Vito answer to your question is simple. Narrow oriented Sport breeders breed dogs for super crazy prey and as little - preferably no defense and natural protectiveness and territoriality.


by joanro on 09 November 2018 - 17:11

Hans, you can't read dogs well at all...that is what is pathetic. No wonder you don't have anything to show for any litters you ever bred.

 

Under certain pressure, you say?? A puppy? A twelve week old puppy up to now only 12 months old!!! Yeah, I bet you could put some pressure on a puppy...you have made it clear that you don't know how to train. 

How about you post for us, the video of the female you produced/trained 'youself' that you were doing training in a building and told us how CIVIL she is. You had the handler send her at the decoy when he came through the door of adjacent room...only thing is, she did not go to the decoy because there was a sleeve on the floor that she stopped to pick up and play with....I think you called her something like BabyBaby. 


by apple on 09 November 2018 - 17:11

Vito,
I see sport lines as dogs bred for extremes in certain drives and as a working breed a GSD needs more balanced and less extreme drives.
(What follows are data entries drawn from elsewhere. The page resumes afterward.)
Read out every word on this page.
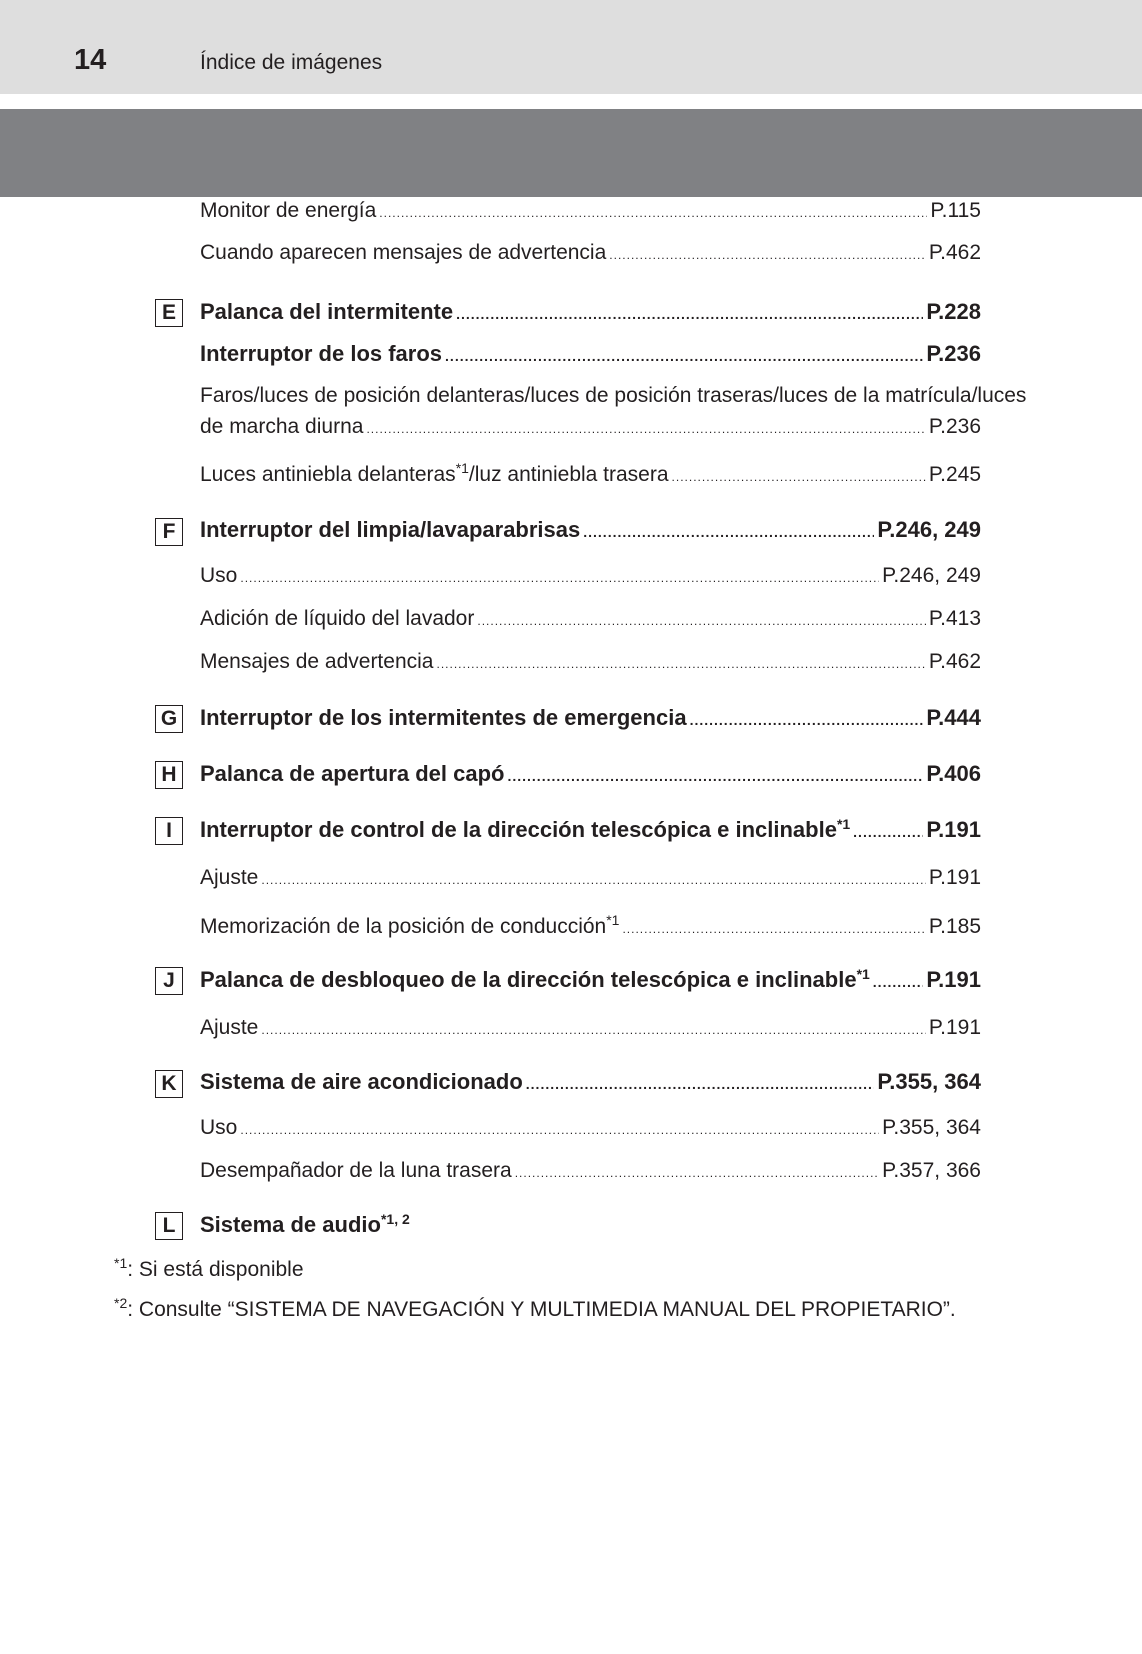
14	Índice de imágenes
Monitor de energía .....	P.115
Cuando aparecen mensajes de advertencia .....	P.462
E	Palanca del intermitente .....	P.228
Interruptor de los faros .....	P.236
Faros/luces de posición delanteras/luces de posición traseras/luces de la matrícula/luces
de marcha diurna .....	P.236
Luces antiniebla delanteras$^{*1}$/luz antiniebla trasera .....	P.245
F	Interruptor del limpia/lavaparabrisas .....	P.246, 249
Uso .....	P.246, 249
Adición de líquido del lavador .....	P.413
Mensajes de advertencia .....	P.462
G Interruptor de los intermitentes de emergencia .....	P.444
H Palanca de apertura del capó .....	P.406
I	Interruptor de control de la dirección telescópica e inclinable$^{*1}$ .....	P.191
Ajuste .....	P.191
Memorización de la posición de conducción$^{*1}$ .....	P.185
J	Palanca de desbloqueo de la dirección telescópica e inclinable$^{*1}$ .....	P.191
Ajuste .....	P.191
K Sistema de aire acondicionado .....	P.355, 364
Uso .....	P.355, 364
Desempañador de la luna trasera .....	P.357, 366
L	Sistema de audio$^{*1, 2}$
$^{*1}$: Si está disponible
$^{*2}$: Consulte “SISTEMA DE NAVEGACIÓN Y MULTIMEDIA MANUAL DEL PROPIETARIO”.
Also, dogs that do very well in IPO might be very lacking in the capacity to fight a man because that trait is not required in the sport. I think the sport a dog is breed for is a factor also. Dogs bred for KNPV tend to produce more dogs suitable for street work and within that sport, the points dogs are less suited for real work.

by apple on 09 November 2018 - 17:11

I looked at the video Joanro posted and don't have any comments about the dog, but will share that the young dog I am now training in PSA has had a foundation totally different than any other dog I have trained. The decoy has never really moved and has never made prey movements with the bite wedge except some very subtle tilting of the wedge up and down after the dog is put in a sit of down to establish control while stimulating prey in a minimal way. The dog has not be trained to bark and get worked up in the bite work. When I bring him out and he sees the decoy, he simply comes into drive by hitting the end of the leash, I cap the drive using obedience with a sit or down, give the command to bite, and he has been taught a pushing bite and outs with zero conflict. Strikes and grips are there genetically. To me, the value of this type of dog is that he doesn't have to be brought into a hectic state of mind which allows him to think and learn better, and I can see that the drives are mainly the result of genetics rather than training.

by joanro on 09 November 2018 - 18:11

Apple, the pup in the video is being trained to be titled in SDA/WDA.

But what I was pointing out was the fact that the pup totally ignores the sleeve as when the decoy slipped the sleeve directly in front of the pup...he never so much as glanced at it but kept his focus on the decoy at face level.
And as far as I'm concerned, this pup shows that typical sport training is not squashing the pup's genetic civil tendency.
Btw, each of the sessions are spaced by weeks or months that are seguayed into this video.